If you're new to Streamlit, then I promise it's not that hard to learn, especially if you know some Python and Pandas. Understanding Web development helps, but is (surprisingly) far from crucial. You can start with the Streamlit tutorial:
https://docs.streamlit.io/develop/tutorials
I have relied quite a bit on the API documentation, too:
https://docs.streamlit.io/develop/api-reference
Here's a cheat sheet that I found useful, too:
https://cheat-sheet.streamlit.app/
Data and six questions
The FEC provides a great deal of data. You can query and visualize much of it on their Web site, but we want to download the data to our own system, so as to create a data frame from it and then write a Streamlit program to use it. The bulk-data download page is at
https://www.fec.gov/data/browse-data/?tab=bulk-data
On that page, scroll down to "PAC summary," and click on the +
sign to its right. That'll open up a number of links, each for a different two-year election season. Click on 2023-2024, or use this link:
https://www.fec.gov/files/bulk-downloads/2024/webk24.zip
That should download a zipfile for PAC data. When it is unzipped, it'll contain a single text file, webk24.txt
, with the PAC data.
A data dictionary, and a list of the column names and descriptions, is at
https://www.fec.gov/campaign-finance-data/pac-and-party-summary-file-description/
This week's learning goals include working with CSV data and building a data dashboard using Streamlit.

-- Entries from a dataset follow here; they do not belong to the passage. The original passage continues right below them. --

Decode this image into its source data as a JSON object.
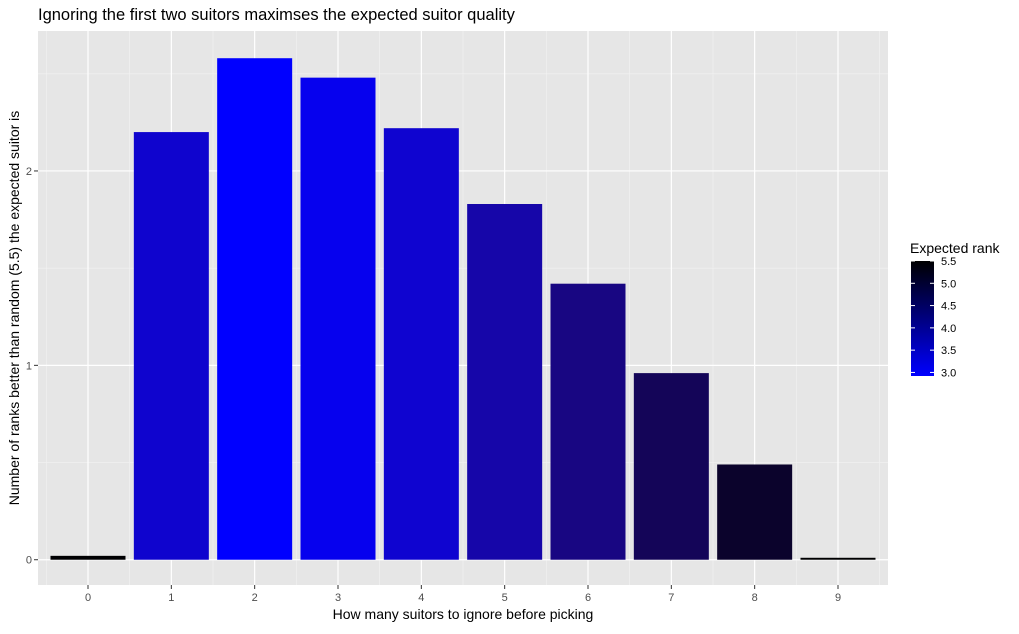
{
  "chart_data": {
    "type": "bar",
    "title": "Ignoring the first two suitors maximses the expected suitor quality",
    "xlabel": "How many suitors to ignore before picking",
    "ylabel": "Number of ranks better than random (5.5) the expected suitor is",
    "categories": [
      "0",
      "1",
      "2",
      "3",
      "4",
      "5",
      "6",
      "7",
      "8",
      "9"
    ],
    "values": [
      0.02,
      2.2,
      2.58,
      2.48,
      2.22,
      1.83,
      1.42,
      0.96,
      0.49,
      0.01
    ],
    "expected_rank": [
      5.48,
      3.3,
      2.92,
      3.02,
      3.28,
      3.67,
      4.08,
      4.54,
      5.01,
      5.49
    ],
    "ylim": [
      -0.13,
      2.72
    ],
    "yticks": [
      0,
      1,
      2
    ],
    "grid": true,
    "legend": {
      "title": "Expected rank",
      "placement": "right",
      "ticks": [
        "5.5",
        "5.0",
        "4.5",
        "4.0",
        "3.5",
        "3.0"
      ],
      "tick_values": [
        5.5,
        5.0,
        4.5,
        4.0,
        3.5,
        3.0
      ],
      "range": [
        2.92,
        5.5
      ]
    },
    "colors": {
      "low_rank": "#0000ff",
      "high_rank": "#000000",
      "panel": "#e6e6e6",
      "grid": "#ffffff"
    }
  }
}
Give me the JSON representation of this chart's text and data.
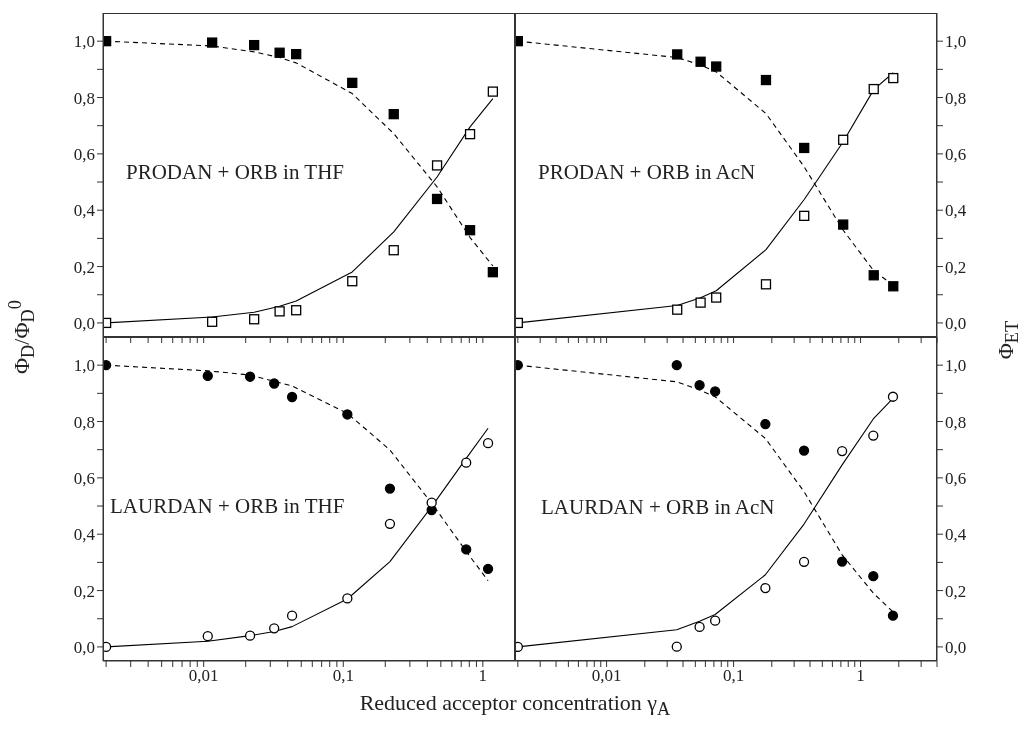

Here are my six tasks and questions; I'll be back tomorrow with my detailed solutions, including the Streamlit app that I created:
- From the data in
webk24.txt
, as well as the data dictionary for this data, create a data frame. The index should be the committee ID (CMTE_ID
), and the column names should be taken from the data dictionary. - Create a Streamlit app that displays this data frame, in its entirety. Have a title (e.g., "PAC fund-raising explorer") at the top of the page.